What Would Lead to Another Great Depression? No Fiscal Cliff!

great depression old guy apples 5 cents
Source: Wayne State University via autolife.umd.umich.edu

Last week we offered a snippet of an economic forecast presented by the Beaulieu brothers of ITR Economics, suggesting smooth sailing for 2013 with some rough waters in 2014, followed by some good years between 2015- 2017.

But by 2018, the Beaulieu brothers pointed to a “Great Depression” due to several factors, including the end of a normal inflationary trend, continued governmental spending (particularly for Medicare and an aging population), and the fact that the US government will no longer have the ability to borrow or spend — all key points to keep in mind when managing your company’s commodity risk.

And We Think The Fiscal Cliff Looks Bad

Long-term borrowing, according to the Beaulieus, will keep the US solvent for the next 7-12 years – and combined with our own demographics (including a decent birth rate), we will see some support come in the late 2020s. We have to remember, according to Alan Beaulieu, “we win the ugly dog contest,” as Europe stands in a bad place from a demographic perspective and Japan looks worse than Europe.

But the real problem relates to the US budget deficit, which will exceed 10% of GDP by 2018, according to ITR Economics, despite several trends that will help the US economy, including “increased oil production, energy independence and labor productivity and manufacturing coming back to the US.”

Red-flag road signs include when interest rates rise 400-600 sustained basis points, we may find ourselves going down the “real fiscal cliff.” Moreover, real interest rates will likely stay low through 2013, but will likely jump substantially around this same time period (2017/2018).
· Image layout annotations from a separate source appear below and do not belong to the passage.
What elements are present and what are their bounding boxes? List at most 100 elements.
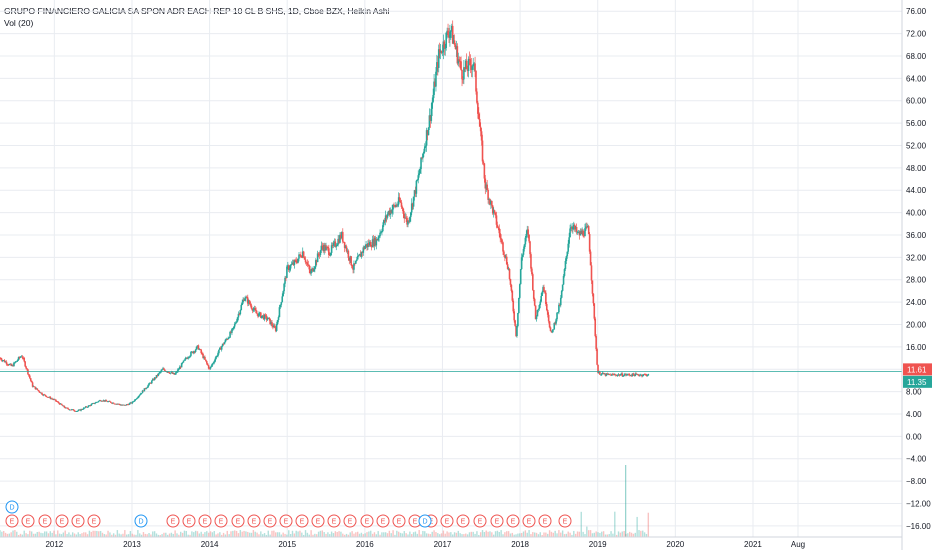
volume-bar [153, 531, 156, 537]
candle-body [138, 394, 141, 396]
candle-body [477, 113, 480, 119]
candle-body [407, 220, 409, 225]
candle-body [378, 236, 380, 238]
volume-bar [3, 531, 5, 537]
candle-body [393, 204, 395, 206]
candle-body [45, 396, 48, 397]
candle-body [565, 256, 568, 261]
candle-body [364, 246, 366, 249]
candle-body [536, 310, 539, 317]
volume-bar [105, 534, 107, 537]
candle-body [387, 211, 390, 215]
candle-body [96, 401, 98, 403]
candle-body [558, 304, 560, 313]
candle-body [35, 388, 38, 390]
candle-body [613, 374, 616, 376]
candle-body [237, 313, 240, 318]
volume-bar [166, 534, 169, 537]
candle-body [238, 313, 241, 315]
candle-body [643, 374, 646, 376]
volume-bar [133, 534, 135, 537]
volume-bar [560, 532, 562, 537]
volume-bar [142, 532, 145, 537]
volume-bar [83, 532, 85, 537]
candle-body [622, 376, 624, 377]
candle-body [81, 409, 83, 410]
candle-body [384, 215, 387, 222]
candle-body [278, 307, 281, 318]
candle-body [492, 210, 495, 214]
candle-body [610, 374, 612, 376]
candle-body [404, 217, 407, 219]
volume-bar [329, 534, 331, 537]
candle-body [178, 366, 181, 370]
volume-bar [124, 530, 126, 537]
earnings-marker: E [343, 514, 357, 528]
volume-bar [127, 534, 130, 537]
candle-body [85, 406, 88, 408]
earnings-marker: E [38, 514, 52, 528]
candle-body [115, 403, 118, 405]
volume-bar [278, 532, 281, 537]
y-axis[interactable]: 76.00 72.00 68.00 64.00 60.00 56.00 52.00 48.00… [906, 7, 931, 531]
earnings-marker: E [392, 514, 406, 528]
earnings-marker: E [55, 514, 69, 528]
volume-bar [187, 534, 189, 537]
candle-body [545, 292, 547, 305]
volume-bars [0, 465, 650, 537]
price-tag-label: 11.35 [907, 378, 927, 387]
candle-body [367, 243, 369, 248]
volume-bar [366, 532, 368, 537]
candle-body [298, 254, 300, 259]
volume-bar [14, 530, 16, 537]
candle-body [145, 388, 148, 389]
candle-body [60, 403, 63, 405]
candle-body [353, 263, 355, 270]
marker-circle [418, 514, 432, 528]
candle-body [373, 237, 376, 247]
candle-body [137, 395, 140, 398]
candle-body [603, 373, 606, 375]
candle-body [124, 404, 126, 406]
volume-bar [297, 531, 299, 537]
candle-body [328, 248, 330, 255]
marker-letter: E [10, 519, 15, 526]
volume-bar [47, 533, 50, 537]
earnings-marker: E [182, 514, 196, 528]
volume-bar [535, 532, 538, 537]
candle-body [505, 256, 508, 265]
volume-bar [593, 532, 595, 537]
candle-body [214, 358, 216, 362]
candle-body [355, 260, 357, 264]
volume-bar [161, 534, 163, 537]
marker-circle [71, 514, 85, 528]
volume-bar [228, 534, 230, 537]
candle-body [476, 91, 478, 103]
candle-body [137, 397, 139, 399]
candle-body [395, 204, 397, 207]
candle-body [87, 405, 90, 407]
candle-body [369, 242, 371, 246]
volume-bar [547, 533, 549, 537]
marker-letter: E [563, 519, 568, 526]
candle-body [504, 255, 506, 258]
volume-bar [541, 534, 543, 537]
candle-body [639, 375, 641, 376]
volume-bar [1, 531, 3, 537]
volume-bar [79, 534, 81, 537]
candle-body [341, 232, 343, 239]
volume-bar [362, 534, 364, 537]
volume-bar [258, 534, 260, 537]
marker-letter: E [219, 519, 224, 526]
candle-body [377, 237, 379, 241]
candle-body [439, 50, 442, 53]
volume-bar [394, 534, 396, 537]
marker-letter: E [268, 519, 273, 526]
candle-body [349, 256, 352, 261]
candle-body [261, 315, 264, 317]
candle-body [27, 369, 29, 375]
x-axis[interactable]: 2012 2013 2014 2015 2016 2017 2018 2019 2020 2021… [45, 540, 805, 549]
candle-body [338, 238, 340, 243]
candle-body [572, 226, 574, 230]
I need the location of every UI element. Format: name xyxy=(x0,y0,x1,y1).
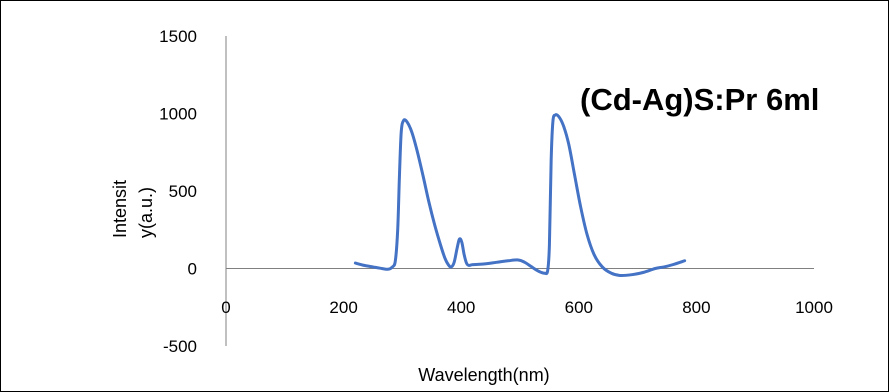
x-tick-label: 200 xyxy=(329,298,357,317)
x-tick-label: 1000 xyxy=(795,298,833,317)
x-tick-label: 400 xyxy=(447,298,475,317)
y-axis-title-line-1: Intensit xyxy=(110,180,130,238)
y-tick-label: 500 xyxy=(169,182,197,201)
y-axis-title-line-2: y(a.u.) xyxy=(136,187,156,238)
y-axis-title: Intensit y(a.u.) xyxy=(110,180,156,238)
y-tick-label: -500 xyxy=(163,337,197,356)
x-tick-labels: 0 200 400 600 800 1000 xyxy=(221,298,833,317)
series-line xyxy=(353,113,687,278)
x-tick-label: 600 xyxy=(565,298,593,317)
x-tick-label: 0 xyxy=(221,298,230,317)
x-axis-title: Wavelength(nm) xyxy=(418,365,549,385)
y-tick-label: 0 xyxy=(188,260,197,279)
chart-title: (Cd-Ag)S:Pr 6ml xyxy=(580,82,819,117)
y-tick-labels: -500 0 500 1000 1500 xyxy=(159,27,197,356)
x-tick-label: 800 xyxy=(682,298,710,317)
y-tick-label: 1500 xyxy=(159,27,197,46)
y-tick-label: 1000 xyxy=(159,105,197,124)
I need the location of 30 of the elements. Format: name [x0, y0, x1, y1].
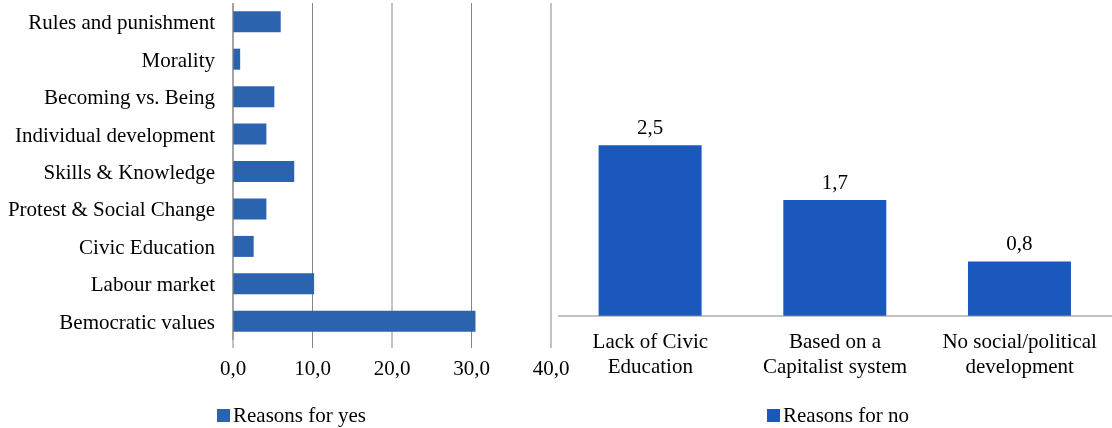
bar — [233, 123, 267, 145]
bar — [233, 86, 275, 108]
y-tick-label: Morality — [141, 47, 216, 72]
x-tick-label: 20,0 — [373, 355, 411, 380]
bar — [233, 235, 254, 257]
bar — [233, 310, 476, 332]
y-tick-label: Civic Education — [79, 234, 216, 259]
y-tick-label: Protest & Social Change — [7, 197, 215, 222]
y-tick-label: Skills & Knowledge — [43, 159, 215, 184]
x-tick-label: No social/political development — [942, 328, 1098, 379]
x-tick-label: Based on a Capitalist system — [762, 328, 908, 379]
y-tick-label: Rules and punishment — [28, 10, 216, 35]
y-tick-label: Labour market — [90, 272, 216, 297]
y-tick-label: Becoming vs. Being — [44, 85, 216, 110]
bar — [233, 198, 267, 220]
bar — [233, 11, 281, 33]
bar — [233, 273, 315, 295]
bar — [233, 161, 295, 183]
data-label: 2,5 — [637, 115, 664, 140]
x-tick-label: Lack of Civic Education — [592, 328, 709, 379]
legend-label: Reasons for yes — [233, 402, 366, 428]
data-label: 1,7 — [821, 169, 848, 194]
x-tick-label: 40,0 — [532, 355, 570, 380]
x-tick-label: 30,0 — [453, 355, 490, 380]
data-label: 0,8 — [1006, 231, 1033, 256]
y-tick-label: Bemocratic values — [59, 309, 215, 334]
legend-label: Reasons for no — [783, 402, 909, 428]
x-tick-label: 10,0 — [294, 355, 331, 380]
y-tick-label: Individual development — [14, 122, 216, 147]
x-tick-label: 0,0 — [219, 355, 247, 380]
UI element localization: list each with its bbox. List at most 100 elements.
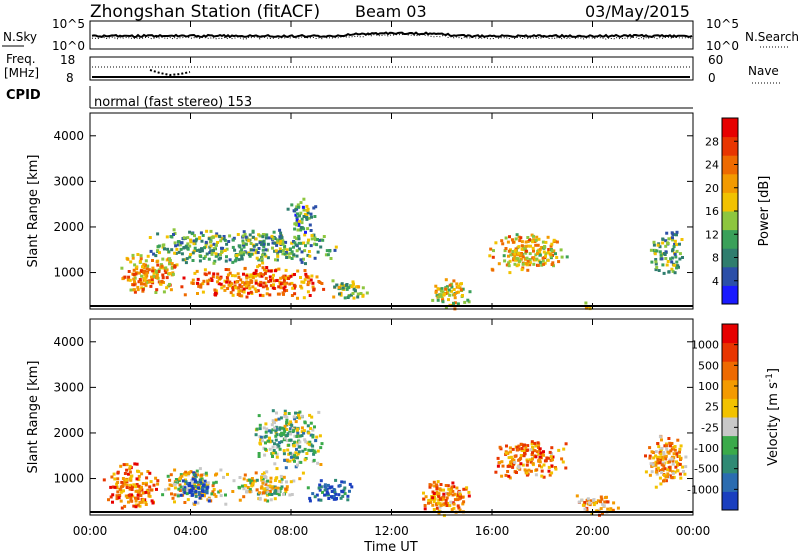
heatmap-cell — [668, 474, 672, 478]
heatmap-cell — [455, 291, 459, 295]
heatmap-cell — [261, 481, 265, 485]
heatmap-cell — [215, 275, 219, 279]
heatmap-cell — [538, 464, 541, 468]
heatmap-cell — [288, 459, 292, 463]
heatmap-cell — [549, 244, 553, 248]
heatmap-cell — [450, 285, 454, 289]
heatmap-cell — [264, 441, 267, 445]
y-tick-label: 4000 — [53, 335, 84, 349]
heatmap-cell — [324, 253, 328, 257]
heatmap-cell — [248, 233, 252, 237]
heatmap-cell — [257, 263, 261, 267]
heatmap-cell — [190, 232, 194, 236]
colorbar-segment — [722, 229, 738, 249]
heatmap-cell — [313, 256, 317, 260]
heatmap-cell — [511, 447, 515, 451]
heatmap-cell — [584, 301, 588, 305]
heatmap-cell — [283, 244, 287, 248]
heatmap-cell — [671, 269, 675, 273]
heatmap-cell — [134, 272, 138, 276]
heatmap-cell — [652, 456, 656, 460]
heatmap-cell — [457, 497, 461, 501]
heatmap-cell — [534, 238, 538, 242]
heatmap-cell — [538, 247, 542, 251]
heatmap-cell — [651, 463, 655, 467]
heatmap-cell — [302, 197, 306, 201]
heatmap-cell — [260, 259, 264, 262]
heatmap-cell — [128, 464, 132, 468]
heatmap-cell — [333, 248, 337, 252]
heatmap-cell — [507, 264, 511, 268]
heatmap-cell — [268, 275, 272, 279]
heatmap-cell — [644, 454, 647, 458]
heatmap-cell — [334, 245, 338, 249]
heatmap-cell — [155, 487, 158, 491]
heatmap-cell — [141, 491, 145, 495]
heatmap-cell — [504, 451, 508, 455]
heatmap-cell — [203, 255, 207, 259]
heatmap-cell — [504, 473, 508, 477]
heatmap-cell — [252, 272, 256, 275]
heatmap-cell — [233, 248, 237, 252]
heatmap-cell — [668, 468, 672, 472]
heatmap-cell — [134, 267, 138, 271]
heatmap-cell — [662, 464, 666, 468]
heatmap-cell — [144, 275, 148, 279]
heatmap-cell — [285, 248, 289, 252]
heatmap-cell — [297, 247, 301, 251]
heatmap-cell — [282, 438, 286, 442]
heatmap-cell — [242, 272, 245, 276]
heatmap-cell — [324, 486, 328, 490]
heatmap-cell — [226, 287, 230, 290]
heatmap-cell — [265, 493, 269, 497]
heatmap-cell — [303, 278, 307, 282]
heatmap-cell — [199, 480, 203, 484]
heatmap-cell — [258, 293, 262, 297]
heatmap-cell — [136, 503, 140, 507]
heatmap-cell — [295, 249, 299, 253]
heatmap-cell — [225, 280, 229, 284]
colorbar-tick-label: 500 — [698, 359, 719, 372]
heatmap-cell — [279, 487, 283, 490]
heatmap-cell — [674, 465, 678, 469]
heatmap-cell — [127, 500, 130, 504]
heatmap-cell — [278, 447, 282, 451]
heatmap-cell — [202, 256, 206, 260]
heatmap-cell — [544, 252, 548, 256]
heatmap-cell — [448, 283, 452, 287]
heatmap-cell — [254, 251, 258, 255]
heatmap-cell — [212, 242, 216, 246]
heatmap-cell — [439, 483, 443, 486]
heatmap-cell — [515, 256, 519, 260]
heatmap-cell — [290, 250, 294, 254]
heatmap-cell — [606, 507, 610, 511]
heatmap-cell — [513, 254, 517, 258]
heatmap-cell — [347, 286, 350, 290]
heatmap-cell — [438, 505, 442, 509]
heatmap-cell — [501, 464, 505, 468]
colorbar-segment — [722, 361, 738, 381]
heatmap-cell — [542, 450, 545, 454]
heatmap-cell — [522, 449, 526, 452]
heatmap-cell — [306, 227, 310, 231]
heatmap-cell — [526, 460, 530, 464]
heatmap-cell — [279, 286, 283, 290]
heatmap-cell — [261, 248, 265, 252]
heatmap-cell — [293, 440, 297, 444]
heatmap-cell — [437, 492, 441, 496]
heatmap-cell — [541, 259, 545, 263]
heatmap-cell — [252, 244, 256, 248]
heatmap-cell — [658, 435, 662, 439]
heatmap-cell — [192, 471, 196, 475]
heatmap-cell — [550, 242, 554, 246]
heatmap-cell — [327, 497, 331, 500]
heatmap-cell — [543, 245, 547, 249]
heatmap-cell — [150, 278, 154, 281]
heatmap-cell — [661, 263, 665, 267]
heatmap-cell — [656, 466, 660, 470]
heatmap-cell — [507, 254, 510, 258]
heatmap-cell — [262, 446, 266, 450]
heatmap-cell — [283, 429, 287, 433]
heatmap-cell — [507, 261, 511, 265]
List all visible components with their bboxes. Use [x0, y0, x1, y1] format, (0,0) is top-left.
Other Negative Economic Data

Brian Beaulieu also pointed to a price bubble within the bond market that has him “quite concerned in the post 2017-2019 time-period.”

The message, however, that the brothers repeated throughout their presentation involves their underlying premise – that the US government will lack the ability to “make the hard calls.” Nobody wants to touch entitlement programs and healthcare costs.

The brothers, however, do cite a few scenarios that could change their Great Depression forecast. The first involves a change in Medicare and prescription drug coverage. A second scenario involves some illness that decimates the elderly population (don’t chuckle too hard over this one – we recognize it appears a bit far-fetched). The third scenario references “the greatest generation that ever lived” – e.g. the baby boomers. The Beauleiu brothers suggest that if they “willingly sacrifice their benefits,” they could “save us one more time.”

Somehow, the three scenarios offered didn’t make this webinar attendee feel any more hopeful toward a long-term solution.

Which brings us back to the fiscal cliff.

Ironically, the compromise solution of the 2011 debt ceiling deal with its automatic sequestration and tax increases now starts to look a little brilliant. Perhaps that would serve as a dose of the medicine we ought to have swallowed many years ago.